External factors are listed by Croucamp as being the oversupply of steel on the world markets by China, with its highly subsidised steel that is dumped on the market at prices below local cost prices. Dumping is when a product is sold at a price that is less than what it cost to produce the product.

Internal factors include the negative growth of South Africa’s economy, slow response by government to protect the local industry, and lack of infrastructure build programme roll-out, reports Croucamp.

In the past year, he mentions that the local steel price has increased drastically, mainly owing to global price movement. “In 2016, iron-ore moved from $40 to $80, and coking coal from $90 to $210. This led to domestic steel producer prices increasing by 34% in rand value, and 28% at merchant level in rand value.”

Renewed Steel Interest
Meanwhile, Solidarity communication officer Mia Slabbert highlights that the South African government showed renewed interest in the steel industry early this year. She points to the decision that domestic steel, as well as locally made products and components must be used in public sector construction projects, as a clear attempt by government to boost the steel industry and prevent its downfall.

Leading steel company ArcelorMittal South Africa (AMSA) revealed in February this year that a new pricing model for flat steel products was promptly approved by government.

According to Slabbert, the company will calculate the price of flat steel products on an import-weighted basket price – a pricing agreement with government that ensures that an agreed ‘fair basket price’ disallows any deviation in pricing.

She explains the methodology behind the price of flat steel products, stating that the price is based on domestic selling prices in 12 countries across Europe, Asia and the US. The Department of Trade and Industry will audit the basket on a quarterly basis, and has the right to insist on the application of a discount to steel customers, should it find that AMSA has been overcharging during the period.

In May this year, AMSA secured a R4.5-billion revolving credit facility to finance its working capital requirements, which, according to AMSA, will have a 36-month tenor.

Emergency import tariffs on HRC were also be implemented last month.
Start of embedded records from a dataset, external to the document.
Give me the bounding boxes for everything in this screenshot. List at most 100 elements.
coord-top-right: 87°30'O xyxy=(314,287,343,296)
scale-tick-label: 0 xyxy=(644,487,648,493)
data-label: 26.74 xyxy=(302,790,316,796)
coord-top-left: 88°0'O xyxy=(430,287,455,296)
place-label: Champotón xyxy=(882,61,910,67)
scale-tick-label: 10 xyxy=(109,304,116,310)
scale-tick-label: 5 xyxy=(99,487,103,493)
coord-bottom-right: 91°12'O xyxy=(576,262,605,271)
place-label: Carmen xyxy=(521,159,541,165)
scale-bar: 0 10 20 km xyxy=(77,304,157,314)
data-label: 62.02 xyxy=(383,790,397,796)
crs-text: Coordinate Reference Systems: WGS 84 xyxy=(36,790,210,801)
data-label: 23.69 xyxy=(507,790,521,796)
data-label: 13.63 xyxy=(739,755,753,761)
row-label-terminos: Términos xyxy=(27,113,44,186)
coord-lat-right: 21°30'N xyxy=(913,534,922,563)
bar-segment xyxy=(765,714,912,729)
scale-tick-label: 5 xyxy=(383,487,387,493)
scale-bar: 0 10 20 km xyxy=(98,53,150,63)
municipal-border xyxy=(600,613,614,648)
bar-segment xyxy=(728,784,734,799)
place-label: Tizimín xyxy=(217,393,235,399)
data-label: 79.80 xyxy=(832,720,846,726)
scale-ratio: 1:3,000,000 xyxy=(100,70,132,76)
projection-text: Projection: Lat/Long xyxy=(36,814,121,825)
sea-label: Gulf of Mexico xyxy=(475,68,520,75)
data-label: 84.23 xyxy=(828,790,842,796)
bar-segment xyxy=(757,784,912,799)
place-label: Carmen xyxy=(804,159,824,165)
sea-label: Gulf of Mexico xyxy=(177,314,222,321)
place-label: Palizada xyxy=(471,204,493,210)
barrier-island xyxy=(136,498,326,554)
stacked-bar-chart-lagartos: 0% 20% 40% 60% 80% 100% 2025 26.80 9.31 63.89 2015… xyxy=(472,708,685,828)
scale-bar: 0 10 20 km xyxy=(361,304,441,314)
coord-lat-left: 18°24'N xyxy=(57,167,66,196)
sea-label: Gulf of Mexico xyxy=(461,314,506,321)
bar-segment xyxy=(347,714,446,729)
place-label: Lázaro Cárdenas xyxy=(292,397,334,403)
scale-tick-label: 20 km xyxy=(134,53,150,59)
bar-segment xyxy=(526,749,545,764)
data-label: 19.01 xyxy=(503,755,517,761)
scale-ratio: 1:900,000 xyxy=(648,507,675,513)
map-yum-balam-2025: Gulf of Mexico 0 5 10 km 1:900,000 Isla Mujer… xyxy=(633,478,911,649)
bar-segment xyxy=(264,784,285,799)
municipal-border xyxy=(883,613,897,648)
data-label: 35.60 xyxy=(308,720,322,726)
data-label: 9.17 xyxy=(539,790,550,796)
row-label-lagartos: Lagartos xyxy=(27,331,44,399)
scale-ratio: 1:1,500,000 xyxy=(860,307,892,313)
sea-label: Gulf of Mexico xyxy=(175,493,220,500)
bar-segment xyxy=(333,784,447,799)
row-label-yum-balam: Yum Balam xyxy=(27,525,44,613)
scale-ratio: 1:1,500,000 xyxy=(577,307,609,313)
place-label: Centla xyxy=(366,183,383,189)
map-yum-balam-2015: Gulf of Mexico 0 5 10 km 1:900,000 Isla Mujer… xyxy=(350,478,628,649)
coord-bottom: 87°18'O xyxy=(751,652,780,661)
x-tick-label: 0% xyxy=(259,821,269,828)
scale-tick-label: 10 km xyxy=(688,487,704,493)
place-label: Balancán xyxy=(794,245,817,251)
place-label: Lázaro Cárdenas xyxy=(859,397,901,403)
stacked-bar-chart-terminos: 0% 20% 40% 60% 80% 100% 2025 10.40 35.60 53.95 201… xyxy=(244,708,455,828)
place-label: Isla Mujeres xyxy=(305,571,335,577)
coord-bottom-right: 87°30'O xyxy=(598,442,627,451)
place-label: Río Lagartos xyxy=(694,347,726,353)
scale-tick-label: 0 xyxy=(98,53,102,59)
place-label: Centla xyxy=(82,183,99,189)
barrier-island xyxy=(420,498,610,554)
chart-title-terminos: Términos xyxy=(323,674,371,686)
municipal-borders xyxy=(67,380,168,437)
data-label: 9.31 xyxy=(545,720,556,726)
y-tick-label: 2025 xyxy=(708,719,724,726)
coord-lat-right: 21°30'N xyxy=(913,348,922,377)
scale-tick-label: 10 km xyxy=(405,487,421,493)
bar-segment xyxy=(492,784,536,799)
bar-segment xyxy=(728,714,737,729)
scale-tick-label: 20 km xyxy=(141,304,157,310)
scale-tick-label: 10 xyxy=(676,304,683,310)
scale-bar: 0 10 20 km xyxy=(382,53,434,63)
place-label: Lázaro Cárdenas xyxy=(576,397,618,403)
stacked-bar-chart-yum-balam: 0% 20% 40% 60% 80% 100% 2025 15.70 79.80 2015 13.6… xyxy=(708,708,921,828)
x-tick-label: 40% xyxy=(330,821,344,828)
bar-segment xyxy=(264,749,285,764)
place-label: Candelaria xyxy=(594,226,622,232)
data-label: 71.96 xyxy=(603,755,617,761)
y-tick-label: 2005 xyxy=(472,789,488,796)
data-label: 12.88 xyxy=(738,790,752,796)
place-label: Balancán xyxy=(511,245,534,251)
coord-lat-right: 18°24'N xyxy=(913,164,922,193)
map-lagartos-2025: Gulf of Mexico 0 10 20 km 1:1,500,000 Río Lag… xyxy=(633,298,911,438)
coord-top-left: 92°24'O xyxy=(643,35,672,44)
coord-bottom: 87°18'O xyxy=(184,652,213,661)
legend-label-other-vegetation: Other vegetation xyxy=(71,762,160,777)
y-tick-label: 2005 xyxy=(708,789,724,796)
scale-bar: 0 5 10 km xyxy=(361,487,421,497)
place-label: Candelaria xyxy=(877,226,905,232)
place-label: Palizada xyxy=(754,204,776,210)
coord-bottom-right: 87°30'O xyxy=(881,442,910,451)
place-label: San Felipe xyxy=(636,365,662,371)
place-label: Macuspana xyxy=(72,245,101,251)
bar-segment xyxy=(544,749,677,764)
Slabbert reports that the safeguard tariff will be 12% in the first year, 10% in the second year and 8% in the third year. This safeguard tariff will be introduced in addition to the 10% duty already in place.

In May, Engineering News reported that AMSA insists that the institution of a 12% safeguard duty on HRC from July 1 will not result in a commensurate rise in domestic prices for the primary-steel product, owing to a pricing agreement with government that regulates the setting of domestic flat-steel prices.
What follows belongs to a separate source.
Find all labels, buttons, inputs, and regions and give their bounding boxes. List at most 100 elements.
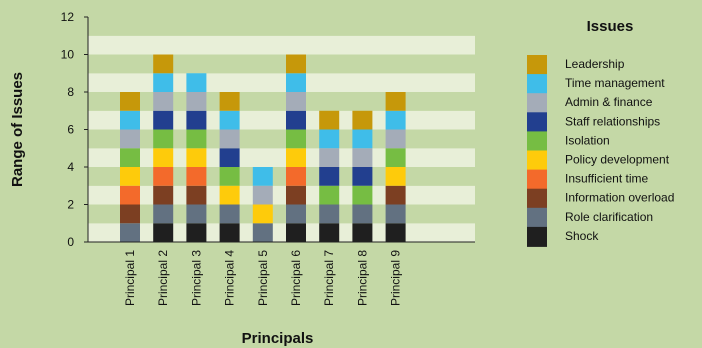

The safeguard, which is in the process of being authorised by the World Trade Organisation, will be introduced in addition to the 10% duty already in place for HRC, thus raising overall protection for the product to 22% for a three-year period.

Engineering News further reported that prices could, in future, rise or fall depending on international price trends and the exchange rate, but will not be directly influenced by the 22% tariff protection. Instead, the aim is to curb “subsidised” HRC imports and enable AMSA to recover domestic market share.

AMSA reports that, while flat-steel imports peaked at above 1.1-million tons in 2015, the 887 000 t imported in 2016 still represented an increase against historical averages. AMSA argued successfully that the 10% tariff is, thus, insufficient to deal with the import threat.

The safeguard is limited to HRC and plate, but AMSA may also apply for additional protection on cold-rolled steel in future and is also weighing its long-steel options, owing to increasingly difficult tradition conditions for long products.

In fact, AMSA has launched a review of its long-steel operations at Newcastle, in KwaZulu-Natal, where liquid steel production has already been curtailed, owing to weak market conditions and high scrap prices.